1. Have fun with it. This IS about ultimate things, but it’s NOT about perfection–grammatical, linguistic, or otherwise.
2. Don’t worry about originality. Many other writers have expressed brilliant thoughts before us. Beg, borrow, and steal from them (with attribution, of course!).
3. Consider it a living document that will grow, deepen, and re-shape as you move further into your art and your faith.
4. Post it somewhere you can see it, so it can prod, re-focus, and inspire you as you work.
That’s it. So here is part of my ever-changing manifesto. I share it with you simply as an illustration. Each writer’s credo will bear the marks of her own passage and thought.
* There is no part of human experience that is not worthy of attention, illumination, and restoration.

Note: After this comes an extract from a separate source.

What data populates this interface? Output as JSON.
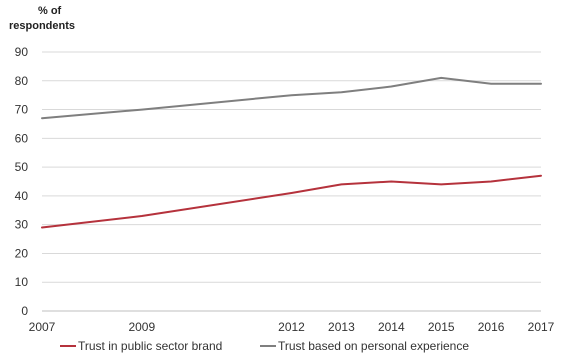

* I commit to writing not simply out of curiosity, out of delight in words, or a desire to entertain. All these are good enough motives, but will produce lesser works. My best and most honest writing will be done where my skin meets the world in the thinnest, rawest places.
* Writing is a vocation, a calling, a kind of pilgrimage that takes us, like Abraham, from one land to another, through, of course, wastelands, where the promise of a promised land appears invisible and impossible, but the writing inexorably, day by day, moves us closer to holiness, the city of God.
* Words contain power to slay and to resuscitate. Every work describing the world as it truly is will do both: there cannot be resuscitation without death; there cannot be death without resuscitation.
* Writing is a response back to a word-creating God who invites us–just as he invited Adam–to name all that is, to complete a creation that is still undone, still unfinished. We speak back because creation was intended to be a conversation, not a monologue.
* Writing recognizes that faith and spirit are not disembodied abstract ideas, but are incarnated in the world around us. Our faith calls us to the things of this world—to mud and fish slime, to huckleberries and stingrays— to love them, to speak their names, to find in them the glory that was spoken into their very cells.
* Writing from faith is not an attempt to contain or explicate God, to unravel mystery, the wonders that surround us, but rather to articulate mystery, that it may draw us, first, to the edge of his cloak, then closer . . .
Enjoy the process! And count us in! Share at least one of your own writing beliefs with all of us here. Perhaps we’ll add yours to our own!